Council Lacked Vote to Change City FOIA Law

A resolution to amend the City’s FOIA process will require a second vote before it can be lawfully enacted. Mayor Hagerty brought the proposal before the Council improperly as a Special Item of Business. Under City Council Rules, a matter may only be made a special item upon a majority vote of Council.

18.11 Any matter before the Council may be made a special order of business for any future time by action of the Council. A special order of business refers to Council consideration of a docket item which will be considered at a specified date previously agreed upon by a majority vote of the Council.

Rules and Organization of the City Council of the City of Evanston

The proposal largely transfers FOIA authority from the independent office of the City Clerk to attorneys representing the City, and who face restrictions in disclosing information adverse to the City’s corporate authorities and top management. Robert’s Rules of Order requires previous designation for special orders, although it requires a two-thirds affirmative vote.

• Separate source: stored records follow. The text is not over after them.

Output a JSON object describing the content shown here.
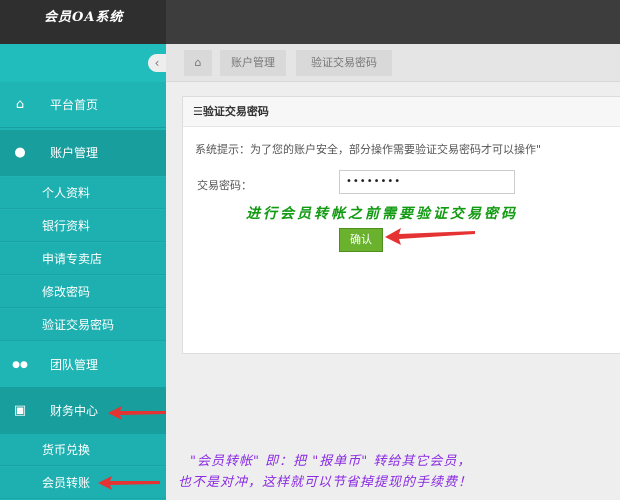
{
  "app": {
    "title": "会员OA系统"
  },
  "sidebar": {
    "collapse_glyph": "‹",
    "items": [
      {
        "label": "平台首页",
        "icon": "home-icon",
        "glyph": "⌂"
      },
      {
        "label": "账户管理",
        "icon": "user-icon",
        "glyph": "●"
      },
      {
        "label": "个人资料"
      },
      {
        "label": "银行资料"
      },
      {
        "label": "申请专卖店"
      },
      {
        "label": "修改密码"
      },
      {
        "label": "验证交易密码"
      },
      {
        "label": "团队管理",
        "icon": "users-icon",
        "glyph": "●●"
      },
      {
        "label": "财务中心",
        "icon": "money-icon",
        "glyph": "▣"
      },
      {
        "label": "货币兑换"
      },
      {
        "label": "会员转账"
      }
    ]
  },
  "breadcrumb": {
    "home_icon": "home-icon",
    "home_glyph": "⌂",
    "items": [
      "账户管理",
      "验证交易密码"
    ]
  },
  "panel": {
    "title": "☰验证交易密码",
    "tip": "系统提示：为了您的账户安全，部分操作需要验证交易密码才可以操作\"",
    "field_label": "交易密码：",
    "field_value": "••••••••",
    "confirm_label": "确认"
  },
  "annotations": {
    "note1": "进行会员转帐之前需要验证交易密码",
    "note2": "\"会员转帐\" 即：把 \"报单币\" 转给其它会员，",
    "note3": "也不是对冲，这样就可以节省掉提现的手续费！"
  },
  "colors": {
    "sidebar": "#1fb5b5",
    "topbar": "#3d3d3d",
    "confirm": "#6ab22e",
    "arrow": "#e53333",
    "note_green": "#139a13",
    "note_purple": "#8a2be2"
  }
}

Twenty residents spoke out against the resolution at Tuesday night’s meeting, with none speaking in its favor. As of Wednesday morning, 426 residents also signed a petition opposing the change.

Ald. Fleming, one of the three dissenting council members (also Alds. Simmons and Rainey), said the City “has gotten us to the place where people don’t necessarily trust us, and I think we need to be honest about that.” She said that residents see the Clerk’s office as a place of accountability, and stated her concern about what changing that system would say to citizens. Fleming also suggested the recommendation may be premature, given the pending FOIA lawsuit against the City, and recommended Council wait to hear the verdict before deciding the issue.

Alds. Braithwaite and Wilson incorrectly stated the resolution would not diminish the Clerk’s FOIA authority or responsibility. Ald. Wilson said he was concerned that when Clerk Reid was out of the office, there would be no one to handle FOIA requests. The Mayor and Clerk Reid pointed out that Ill. FOIA law allows the Clerk to designate other officers to respond to requests, the current FOIA designee being Deputy Clerk Eduardo Gomez.

Reid, seconded by Ald. Simmons, requested someone supporting the resolution demonstrate with facts and figures how the Clerk’s office was falling behind in compliance, and how this change would remedy that issue. Corporation Counsel Michelle Masoncup stated 19 requests were overdue because the Clerk refused to close them, and that another 67 were pending as requestors hadn’t yet narrowed their requests. Reid pointed out that none of those requests were capacity issues, that the 19 requests overdue were because the City wasn’t complying with release of information laws; and that the pending requests cited were because the requestor didn’t know how, or refused to narrow the request. FOIA law doesn’t specify a course of action in this case.